Vous savez, la révolution réaliste ou moderniste en littérature voulait étendre le champ des sujets possibles pour le roman. Mais on ne peut plus rien ajouter en termes de sujets aujourd’hui: les confessions, c’est ultra désuet. Tout a été fait, et on peut dire n’importe quoi en 2016 -plus rien ne choque. Je pense par contre que c’est du côté du temps qu’on peut faire avancer la narration aujourd’hui, que c’est sur ce plan qu’elle peut conserver un potentiel provoquant, choquant: étendre le champ des temps possibles. En écrivant Candide et lubrique, je lisais beaucoup les carnets de Baudelaire. Baudelaire est un être à la fois classique et gothique, un grand sentimental mais absolument désabusé, et je trouvais exactement dans ce mélange le temps que je voulais pour mon roman. J’utilise « Lurid » et « cupid », qui sont des adjectifs esthétiques de B movies, pour dire ce va-et-vient entre mélodrame et innocence, sensationnel et mignon dans un même roman. La désillusion et l’illusion. L’exercice était pour moi de voir s’il s’agissait de deux aspects d’une même expérience du monde.

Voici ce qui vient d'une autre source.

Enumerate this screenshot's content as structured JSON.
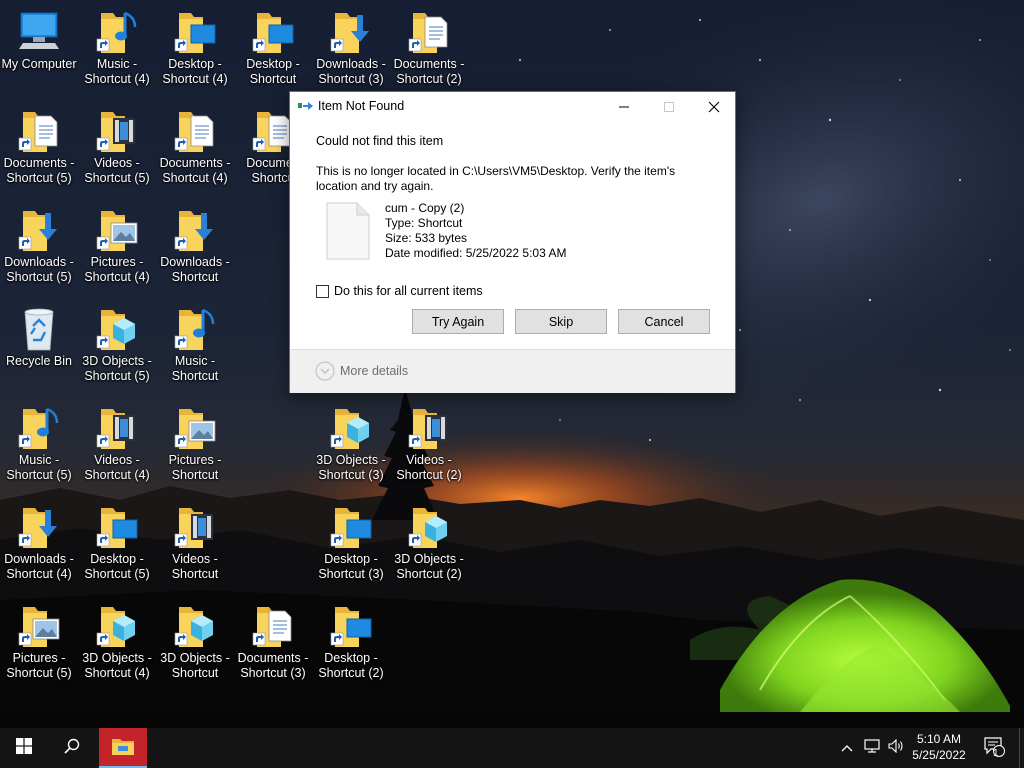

Votre héros fait de nombreuses théories sur ce que les messageries instantanées sont en train de changer dans les relations aux autres et à soi. Comment la littérature peut-elle penser ces bouleversements?

Je ne sais pas si les nouvelles technologies changent quelque chose à un niveau si existentiel. Ça intensifie quelque chose qui est là depuis des siècles, ça l’accélère. Autrefois, j’aurais été angoissé si j’avais dû attendre une lettre trois mois, maintenant je panique si je n’ai pas reçu de message depuis trois minutes (sourire). Pour répondre à votre question, je crois qu’on doit penser la construction d’un roman à la fois politiquement et esthétiquement -car les deux sont intimement liés. Comment faire un lien concret entre la structure de la société et une oeuvre? Si l’époque est à la distraction généralisée et aux messageries instantanées, je dois en tant que romancier construire mon roman contre ça. L’échec, ce serait pour moi d’écrire aujourd’hui un roman trop réaliste, certain de ses codes. Il s’agit au contraire d’avertir le lecteur que le roman est un jeu qu’on va jouer ensemble, et de le lui rappeler constamment. C’est la seule action qui soit possible pour le roman: forcer une compréhension mutuelle entre le livre et le lecteur. C’est une absorption dans laquelle je place tous mes espoirs: le temps d’un instant, on est dans la nécessité et dans le superflu en même temps. Un pur moment d’utopie.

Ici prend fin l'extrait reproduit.